A couple of observations on the night would prove that Cornwall Sea Lions swimmers are getting top-notch coaching from Robert Eynon. The six award winners all praised Eynon for his drive during practices. After only five years in existence, the Falcons are ruling the roost; ten awards went to athletes from Holy Trinity.

There are always so many stories on these nights; however, two stood out that expose the possibilities. Cassie Seguin started stopping rubber when her dad felt she was old enough to shoot at. Like all girls, she dreams of playing for Canada’s Olympic team and if the commitment shown already in her young life is an indication, Cassie’s a lock.

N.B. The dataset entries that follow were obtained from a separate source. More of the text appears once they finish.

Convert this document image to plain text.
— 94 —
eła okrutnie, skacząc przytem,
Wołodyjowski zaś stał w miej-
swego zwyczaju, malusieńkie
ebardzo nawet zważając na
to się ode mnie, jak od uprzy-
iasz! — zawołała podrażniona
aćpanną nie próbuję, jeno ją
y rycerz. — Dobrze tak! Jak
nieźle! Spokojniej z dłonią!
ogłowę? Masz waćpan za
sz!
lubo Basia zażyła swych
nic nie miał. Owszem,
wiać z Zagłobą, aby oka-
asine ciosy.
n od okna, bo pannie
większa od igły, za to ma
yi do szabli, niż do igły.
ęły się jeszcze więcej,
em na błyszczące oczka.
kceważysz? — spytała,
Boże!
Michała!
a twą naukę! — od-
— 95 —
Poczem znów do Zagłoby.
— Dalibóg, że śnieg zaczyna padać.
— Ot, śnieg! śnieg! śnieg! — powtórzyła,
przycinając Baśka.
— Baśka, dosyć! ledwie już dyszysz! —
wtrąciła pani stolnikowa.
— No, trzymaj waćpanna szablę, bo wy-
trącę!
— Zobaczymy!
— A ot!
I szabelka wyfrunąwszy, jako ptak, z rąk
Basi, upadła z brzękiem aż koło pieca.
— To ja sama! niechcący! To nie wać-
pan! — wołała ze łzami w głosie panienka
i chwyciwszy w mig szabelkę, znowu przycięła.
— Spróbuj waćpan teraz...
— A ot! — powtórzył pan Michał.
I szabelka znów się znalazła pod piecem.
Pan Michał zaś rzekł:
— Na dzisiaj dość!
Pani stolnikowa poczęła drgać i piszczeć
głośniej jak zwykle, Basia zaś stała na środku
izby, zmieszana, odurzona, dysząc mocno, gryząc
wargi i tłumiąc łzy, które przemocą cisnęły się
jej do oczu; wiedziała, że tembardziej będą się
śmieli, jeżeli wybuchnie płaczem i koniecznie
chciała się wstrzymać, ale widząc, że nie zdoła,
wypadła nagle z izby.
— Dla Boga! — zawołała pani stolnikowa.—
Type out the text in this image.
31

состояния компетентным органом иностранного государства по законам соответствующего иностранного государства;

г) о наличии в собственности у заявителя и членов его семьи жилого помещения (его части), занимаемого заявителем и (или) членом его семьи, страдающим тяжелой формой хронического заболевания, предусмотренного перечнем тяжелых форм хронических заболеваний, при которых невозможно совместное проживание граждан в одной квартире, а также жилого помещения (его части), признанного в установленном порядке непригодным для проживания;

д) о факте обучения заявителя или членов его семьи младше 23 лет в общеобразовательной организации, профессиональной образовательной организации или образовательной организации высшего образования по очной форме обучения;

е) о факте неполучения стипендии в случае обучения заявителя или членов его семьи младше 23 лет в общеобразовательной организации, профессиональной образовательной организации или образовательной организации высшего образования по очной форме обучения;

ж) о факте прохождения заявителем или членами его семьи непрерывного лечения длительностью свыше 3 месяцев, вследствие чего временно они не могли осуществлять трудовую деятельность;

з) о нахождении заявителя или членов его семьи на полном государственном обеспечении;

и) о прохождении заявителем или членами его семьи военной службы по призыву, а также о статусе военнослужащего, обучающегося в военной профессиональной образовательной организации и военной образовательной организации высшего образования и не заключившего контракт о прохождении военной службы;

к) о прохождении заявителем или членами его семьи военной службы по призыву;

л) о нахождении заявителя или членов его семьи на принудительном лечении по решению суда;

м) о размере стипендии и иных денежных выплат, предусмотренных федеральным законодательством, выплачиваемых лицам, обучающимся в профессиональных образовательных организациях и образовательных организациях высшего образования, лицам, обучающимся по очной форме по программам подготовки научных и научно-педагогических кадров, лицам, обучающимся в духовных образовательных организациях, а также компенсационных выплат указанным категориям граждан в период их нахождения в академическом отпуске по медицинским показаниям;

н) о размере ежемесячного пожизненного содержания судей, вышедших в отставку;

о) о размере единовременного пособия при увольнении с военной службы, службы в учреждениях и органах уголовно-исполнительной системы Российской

Cassie won the Joe Assaly Trophy as the area’s top junior athlete. Already a member of the Stormont Hall of Fame, at 21, she has represented Canada twice and this fall will attend Princeton University where her talents on the ice and in the classroom will serve the Tigers well. Cassie had tears in her eyes when the magnitude of the night hit her afterward. Her name will adorn the same trophy her father Steve won back in 1984. “I knew Dad had won it before, but to see our names together is special,” Cassie said.

Speaking of special, the winner of the Jacques Richard trophy was Boxer Tony Luis. Luis amateur record, while representing Ontario, was 75–29. Since turning pro he is 5–0. How fitting it was to learn that the diminutive athlete was awarded this honour. Tony is a champion and has persevered through some difficult times of late. Yet, his passion for the “sweet science” makes Tony one of those guys whom you cheer for even if you don’t follow his sport. Tony is a study in dedication. His drive comes from his father Jorge who would be one of the best or most fanatical hockey dads alive. Tony is first to point out that his father pushes and many times he thought of walking away, yet there was always something, and looking at Jorge’s eyes when Tony’s name was announced proved that the bond between father and son runs deep here. They have supported each other, been there for each other, and Tony’s Jacques Richard-winning acceptance speech showed the maturity of a kid with a goal, a kid with a passion, a young man who has the love and support of family who is enduring the tough lessons of life. Tony Luis a deserving winner if there ever was one.